The water ran hot across fur and scales alike. She braced both hands against the wall and bowed her head, letting it strike the back of her neck and roll forward along her throat. There had been no blood on her hands. She knew that. She had checked.
Soap lathered between her fingers as she worked it over her palms, under her claws, across the backs of her knuckles where scars layered over scars. She scrubbed until the skin beneath the fur felt raw despite the implant muting the sting. She pressed her thumb into the center of her palm as if searching for the recoil she did not remember feeling.
The blank space in her mind remained intact.
She tried to reconstruct it clinically. The robber had been at the counter. The weapon had been angled toward the cashier. The second man had approached her table. There would have been a shift in stance. A transfer of balance. A moment when the handgun was no longer fully controlled.
She should remember the transfer.
She should remember the grip changing hands.
She should remember the trigger break.
Instead there was only that internal drop, the vertical fall into silence.

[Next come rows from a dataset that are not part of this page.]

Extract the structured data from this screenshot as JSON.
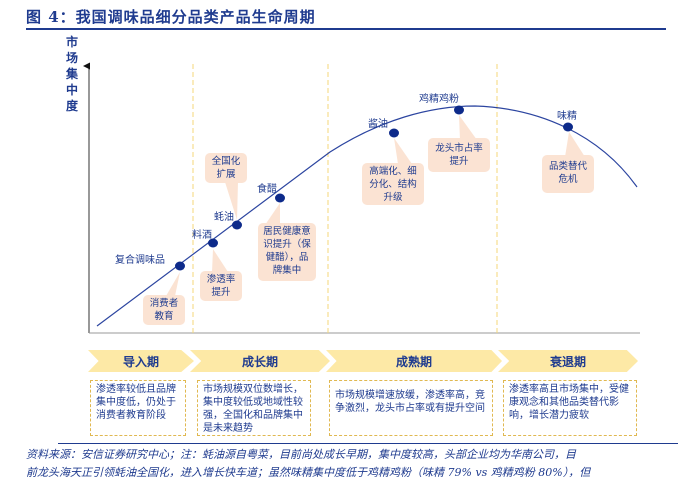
{
  "title": "图 4：我国调味品细分品类产品生命周期",
  "y_axis_label": "市场集中度",
  "products": [
    {
      "name": "复合调味品"
    },
    {
      "name": "料酒"
    },
    {
      "name": "蚝油"
    },
    {
      "name": "食醋"
    },
    {
      "name": "酱油"
    },
    {
      "name": "鸡精鸡粉"
    },
    {
      "name": "味精"
    }
  ],
  "callouts": [
    "消费者教育",
    "渗透率提升",
    "全国化扩展",
    "居民健康意识提升（保健醋），品牌集中",
    "高端化、细分化、结构升级",
    "龙头市占率提升",
    "品类替代危机"
  ],
  "phases": [
    {
      "name": "导入期",
      "desc": "渗透率较低且品牌集中度低，仍处于消费者教育阶段"
    },
    {
      "name": "成长期",
      "desc": "市场规模双位数增长，集中度较低或地域性较强，全国化和品牌集中是未来趋势"
    },
    {
      "name": "成熟期",
      "desc": "市场规模增速放缓，渗透率高，竞争激烈，龙头市占率或有提升空间"
    },
    {
      "name": "衰退期",
      "desc": "渗透率高且市场集中，受健康观念和其他品类替代影响，增长潜力疲软"
    }
  ],
  "footer": [
    "资料来源：安信证券研究中心；注：蚝油源自粤菜，目前尚处成长早期，集中度较高，头部企业均为华南公司，目",
    "前龙头海天正引领蚝油全国化，进入增长快车道；虽然味精集中度低于鸡精鸡粉（味精 79% vs 鸡精鸡粉 80%），但"
  ],
  "colors": {
    "primary": "#1f3b8f",
    "callout": "#fbe3d3",
    "phase": "#fde9a6",
    "dash": "#f5d77a"
  }
}
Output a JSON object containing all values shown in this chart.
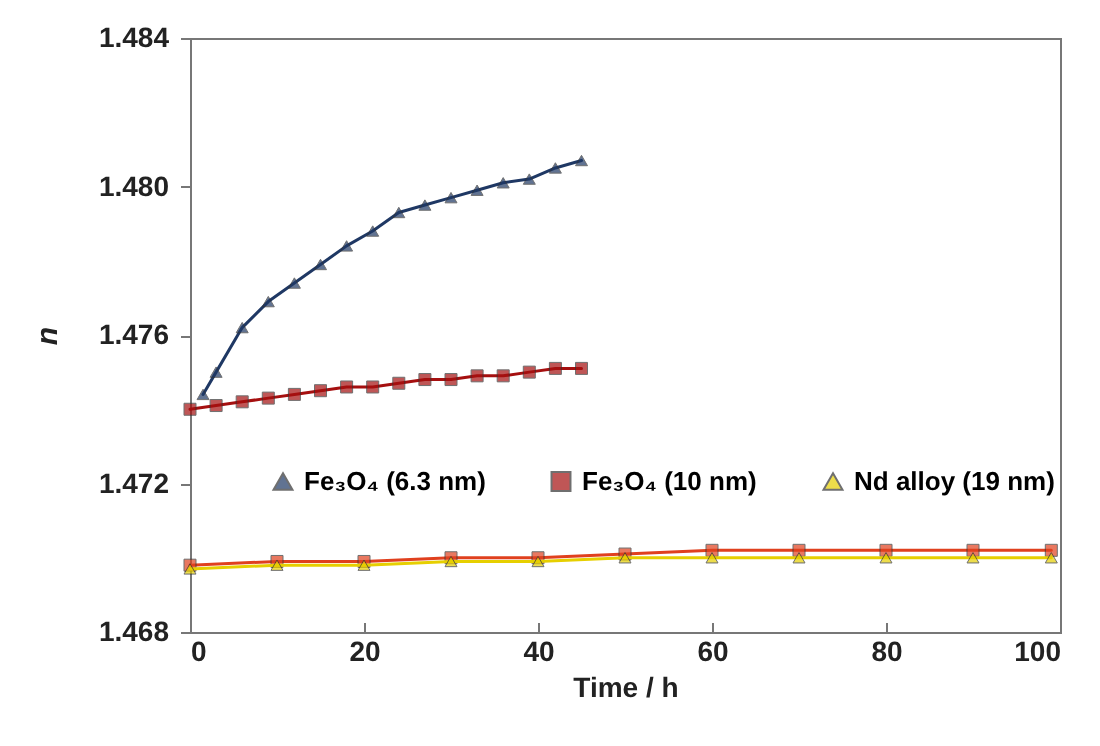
{
  "chart_data": {
    "type": "line",
    "xlabel": "Time / h",
    "ylabel": "n",
    "xlim": [
      0,
      100
    ],
    "xticks": [
      0,
      20,
      40,
      60,
      80,
      100
    ],
    "ylim": [
      1.468,
      1.484
    ],
    "yticks": [
      {
        "value": 1.468,
        "label": "1.468"
      },
      {
        "value": 1.472,
        "label": "1.472"
      },
      {
        "value": 1.476,
        "label": "1.476"
      },
      {
        "value": 1.48,
        "label": "1.480"
      },
      {
        "value": 1.484,
        "label": "1.484"
      }
    ],
    "grid": false,
    "legend": "bottom",
    "series": [
      {
        "name": "Fe₃O₄ (6.3 nm)",
        "color": "#1f3864",
        "marker": "triangle",
        "x": [
          1.5,
          3,
          6,
          9,
          12,
          15,
          18,
          21,
          24,
          27,
          30,
          33,
          36,
          39,
          42,
          45
        ],
        "values": [
          1.4744,
          1.475,
          1.4762,
          1.4769,
          1.4774,
          1.4779,
          1.4784,
          1.4788,
          1.4793,
          1.4795,
          1.4797,
          1.4799,
          1.4801,
          1.4802,
          1.4805,
          1.4807
        ]
      },
      {
        "name": "Fe₃O₄ (10 nm)",
        "color": "#a50f0f",
        "marker": "square",
        "x": [
          0,
          3,
          6,
          9,
          12,
          15,
          18,
          21,
          24,
          27,
          30,
          33,
          36,
          39,
          42,
          45
        ],
        "values": [
          1.474,
          1.4741,
          1.4742,
          1.4743,
          1.4744,
          1.4745,
          1.4746,
          1.4746,
          1.4747,
          1.4748,
          1.4748,
          1.4749,
          1.4749,
          1.475,
          1.4751,
          1.4751
        ]
      },
      {
        "color": "#e0401e",
        "marker": "square",
        "x": [
          0,
          10,
          20,
          30,
          40,
          50,
          60,
          70,
          80,
          90,
          99
        ],
        "values": [
          1.4698,
          1.4699,
          1.4699,
          1.47,
          1.47,
          1.4701,
          1.4702,
          1.4702,
          1.4702,
          1.4702,
          1.4702
        ]
      },
      {
        "name": "Nd alloy (19 nm)",
        "color": "#e6cf00",
        "marker": "triangle",
        "x": [
          0,
          10,
          20,
          30,
          40,
          50,
          60,
          70,
          80,
          90,
          99
        ],
        "values": [
          1.4697,
          1.4698,
          1.4698,
          1.4699,
          1.4699,
          1.47,
          1.47,
          1.47,
          1.47,
          1.47,
          1.47
        ]
      }
    ]
  }
}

The shower fogged the mirror completely. She was grateful for it. She did not want to see her own face while trying to piece together the possibility that her implants were still capable of autonomous engagement. The cognitive chip had been damaged in the bombing decades ago, leaving her with fragments of sensation and unpredictable lapses. She had assumed the worst of it was behind her. The thought that dormant combat routines could still seize her body without warning hollowed out her chest.
She shut off the water and stood dripping in the quiet bathroom. The dog tags, which she had hung carefully over the shower rod, caught her eye. The metal reflected a warped, silver distortion of her face. She wrapped the chain back around her forearm and pressed the tags into her skin until the edges left shallow impressions. The physical pressure anchored her in a way nothing else did.
Back in the bedroom, she sat on the edge of the mattress and stared at the closed footlocker beneath it. The FAMAS inside had not been touched in years. She had locked it away as a boundary between who she had been forced to become and who she was trying to build. Tonight that boundary felt thinner than she had believed.
If the shop had security cameras, the footage would exist somewhere. It would show her moving. It would show the precise sequence her memory refused to supply. It would show whether she had acted with hesitation or with the seamless efficiency of a trained operative. The thought of strangers studying that footage made her throat tighten.
She lay back again without changing the sheets. The room was cooling now that the shower steam had dissipated. Her body felt exhausted, but sleep did not approach. Each time she closed her eyes, the moment of return replayed instead of the missing violence: her arm extended, the handgun steady, the body already down.
She turned onto her side and drew the stuffed bear against her chest, burying her face into worn fabric that smelled faintly of detergent and old cotton. The contrast between the softness in her arms and the image in her mind was almost unbearable.
She did not know whether she had saved anyone.
She did not know whether the implant had calculated threat and executed accordingly.
She only knew that she had stood in the center of a civilian space with a perfect shot placed between a man’s eyes, and she had no memory of choosing to do it.
In the quiet of her room, the question that remained was not whether she had been capable. It was whether she would be able to stop it from happening again.